After a brief dip, shares of Coinbase rebounded on Thursday, alongside the price of Bitcoin, the world’s largest cryptocurrency. Bitcoin rose above US$21,000 for the first time in over a week yesterday, tracking gains in equity markets. 

Shares of other crypto stocks rose on Thursday too. Coinbase jumped 11%, Bitcoin buyer MicroStrategy rallied 17%, and crypto bank Silvergate Capital gained 6%.

Bitcoin’s price recovery comes amid turmoil in the broader crypto industry. Several crypto firms have filed for bankruptcy while many others have frozen withdrawals in recent weeks, as we discussed in our latest podcast episode.

Why Amazon stock climbed 

Amazon closed up 2% higher yesterday after striking a deal with GrubHub for its US Prime members to use its food delivery services with no delivery fees. 

This is a win-win for both Amazon and GrubHub. The partnership is an inexpensive way for Amazon to re-enter the meal delivery business while GrubHub could gain new customers.

As part of the deal, Amazon now has the right to buy a 2% stake in Grubhub. Should they bring GrubHub enough new customers, they will have the right to buy an additional 13% of the company.

Shares of GrubHub rivals Uber and Doordash fell about 4% and 7% respectively after the deal was announced.

Why Tesla stock went up 

Earlier this week, Tesla reported a fall in its deliveries for the first time in two years. Tesla delivered about 255,000 vehicles in the second quarter, down about 18% from the first quarter.

According to estimates by industry experts, Tesla lost 50,000 to 70,000 units in production due to the two-month lockdown in Shanghai. Supply chain issues at Tesla’s new factories in Texas and Germany also hurt production.

Even so, Tesla is up nearly 9% this week, buoyed by the broader market rally.

As Tesla struggles with supply chain snags, other electric vehicle (EV) makers are catching up. On Wednesday, Rivian announced that they delivered 4,500 vehicles in the second quarter – almost four times more than the first quarter – due to a ramp-up in production and robust demand. 

Rivian shares are now up 22% over the past five days. However, the stock has still lost almost 70% of its value this year. 

Will Warren Buffett buy Occidental Petroleum?

Shares of Occidental Petroleum closed 4% higher yesterday following news that Warren Buffett’s Berkshire Hathaway now owns almost 19% of the oil company.

Berkshire Hathaway revealed on Thursday that it bought another 12 million shares of Occidental this week. Their growing stake has fuelled speculation that Warren Buffett might eventually acquire all of Occidental. 

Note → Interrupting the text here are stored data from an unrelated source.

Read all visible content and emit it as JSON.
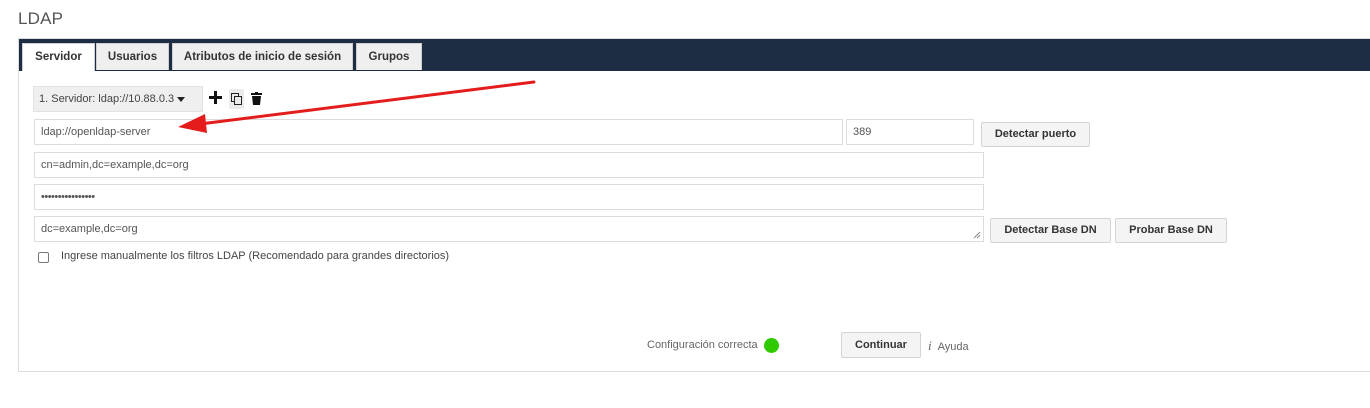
{
  "page": {
    "title": "LDAP"
  },
  "tabs": [
    {
      "label": "Servidor",
      "active": true
    },
    {
      "label": "Usuarios",
      "active": false
    },
    {
      "label": "Atributos de inicio de sesión",
      "active": false
    },
    {
      "label": "Grupos",
      "active": false
    }
  ],
  "server": {
    "select_label": "1. Servidor: ldap://10.88.0.3",
    "add_icon": "plus-icon",
    "copy_icon": "copy-icon",
    "delete_icon": "trash-icon"
  },
  "form": {
    "host": {
      "value": "ldap://openldap-server"
    },
    "port": {
      "value": "389"
    },
    "detect_port_label": "Detectar puerto",
    "user_dn": {
      "value": "cn=admin,dc=example,dc=org"
    },
    "password": {
      "value": "••••••••••••••••"
    },
    "base_dn": {
      "value": "dc=example,dc=org"
    },
    "detect_base_dn_label": "Detectar Base DN",
    "test_base_dn_label": "Probar Base DN",
    "manual_filter": {
      "label": "Ingrese manualmente los filtros LDAP (Recomendado para grandes directorios)",
      "checked": false
    }
  },
  "footer": {
    "status_text": "Configuración correcta",
    "status_color": "#2fcb00",
    "continue_label": "Continuar",
    "help_label": "Ayuda"
  },
  "colors": {
    "tabbar_bg": "#1d2d44",
    "annotation_arrow": "#e41c1c"
  }
}
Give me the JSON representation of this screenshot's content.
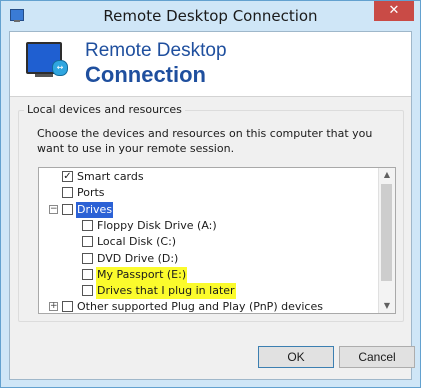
{
  "window": {
    "title": "Remote Desktop Connection",
    "close_glyph": "✕"
  },
  "header": {
    "line1": "Remote Desktop",
    "line2": "Connection",
    "plug_glyph": "↔"
  },
  "group": {
    "label": "Local devices and resources",
    "description": "Choose the devices and resources on this computer that you want to use in your remote session."
  },
  "tree": [
    {
      "label": "Smart cards",
      "checked": true,
      "indent": 0,
      "expander": ""
    },
    {
      "label": "Ports",
      "checked": false,
      "indent": 0,
      "expander": ""
    },
    {
      "label": "Drives",
      "checked": false,
      "indent": 0,
      "expander": "−",
      "selected": true
    },
    {
      "label": "Floppy Disk Drive (A:)",
      "checked": false,
      "indent": 1,
      "expander": ""
    },
    {
      "label": "Local Disk (C:)",
      "checked": false,
      "indent": 1,
      "expander": ""
    },
    {
      "label": "DVD Drive (D:)",
      "checked": false,
      "indent": 1,
      "expander": ""
    },
    {
      "label": "My Passport (E:)",
      "checked": false,
      "indent": 1,
      "expander": "",
      "highlighted": true
    },
    {
      "label": "Drives that I plug in later",
      "checked": false,
      "indent": 1,
      "expander": "",
      "highlighted": true
    },
    {
      "label": "Other supported Plug and Play (PnP) devices",
      "checked": false,
      "indent": 0,
      "expander": "+"
    }
  ],
  "scroll": {
    "up_glyph": "▲",
    "down_glyph": "▼"
  },
  "buttons": {
    "ok": "OK",
    "cancel": "Cancel"
  },
  "colors": {
    "selection": "#2b61d5",
    "highlight": "#fbfb2c",
    "header_text": "#1f4f9e"
  }
}
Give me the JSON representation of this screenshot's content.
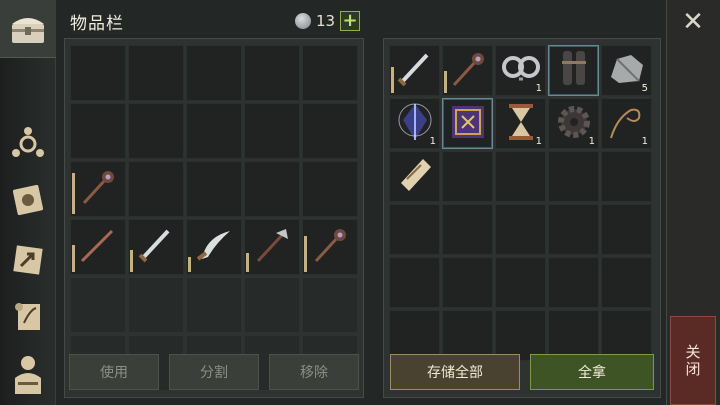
{
  "header": {
    "title": "物品栏",
    "coin_count": "13",
    "add_label": "+"
  },
  "sidebar": {
    "icons": [
      "chest-icon",
      "crafting-icon",
      "journal-icon",
      "map-icon",
      "quest-scroll-icon",
      "character-icon"
    ]
  },
  "left_grid": {
    "rows": 6,
    "cols": 5,
    "items": [
      {
        "index": 10,
        "icon": "mace-icon",
        "count": "",
        "durability": 0.85
      },
      {
        "index": 15,
        "icon": "spear-icon",
        "count": "",
        "durability": 0.55
      },
      {
        "index": 16,
        "icon": "sword-icon",
        "count": "",
        "durability": 0.45
      },
      {
        "index": 17,
        "icon": "scimitar-icon",
        "count": "",
        "durability": 0.3
      },
      {
        "index": 18,
        "icon": "halberd-icon",
        "count": "",
        "durability": 0.4
      },
      {
        "index": 19,
        "icon": "mace-icon",
        "count": "",
        "durability": 0.75
      }
    ]
  },
  "left_buttons": {
    "use": "使用",
    "split": "分割",
    "remove": "移除"
  },
  "right_grid": {
    "rows": 6,
    "cols": 5,
    "items": [
      {
        "index": 0,
        "icon": "sword-icon",
        "count": "",
        "durability": 0.6
      },
      {
        "index": 1,
        "icon": "mace-icon",
        "count": "",
        "durability": 0.5
      },
      {
        "index": 2,
        "icon": "shackles-icon",
        "count": "1",
        "durability": null
      },
      {
        "index": 3,
        "icon": "leg-armor-icon",
        "count": "",
        "durability": null,
        "highlighted": true
      },
      {
        "index": 4,
        "icon": "stone-ore-icon",
        "count": "5",
        "durability": null
      },
      {
        "index": 5,
        "icon": "crystal-icon",
        "count": "1",
        "durability": null
      },
      {
        "index": 6,
        "icon": "rune-book-icon",
        "count": "",
        "durability": null,
        "highlighted": true
      },
      {
        "index": 7,
        "icon": "hourglass-icon",
        "count": "1",
        "durability": null
      },
      {
        "index": 8,
        "icon": "gear-icon",
        "count": "1",
        "durability": null
      },
      {
        "index": 9,
        "icon": "rope-icon",
        "count": "1",
        "durability": null
      },
      {
        "index": 10,
        "icon": "scroll-icon",
        "count": "",
        "durability": null
      }
    ]
  },
  "right_buttons": {
    "store_all": "存储全部",
    "take_all": "全拿"
  },
  "close": {
    "label": "关闭"
  }
}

Occidental’s share price has surged 98% in the year to date, pushed up by rising oil prices and Berkshire Hathaway’s investments in the company. Warren Buffett’s conglomerate has invested in diverse companies over the years, including Apple, Coca-Cola, and See’s Candies. The latter is a small, 100-year old candy maker that Buffett has described as his “dream business”.

Why GameStop rose yesterday

GameStop shares jumped 15% on Thursday after the company announced a four-for-one stock split.

The video game retailer was a meme stock favourite last year but retail interest has faded amid the current market selloff. 

Stock splits often give stock prices a short-term boost, but don’t change a company’s fundamentals. Apart from GameStop, other companies that have announced stock splits this year include Amazon, Alphabet, and Tesla.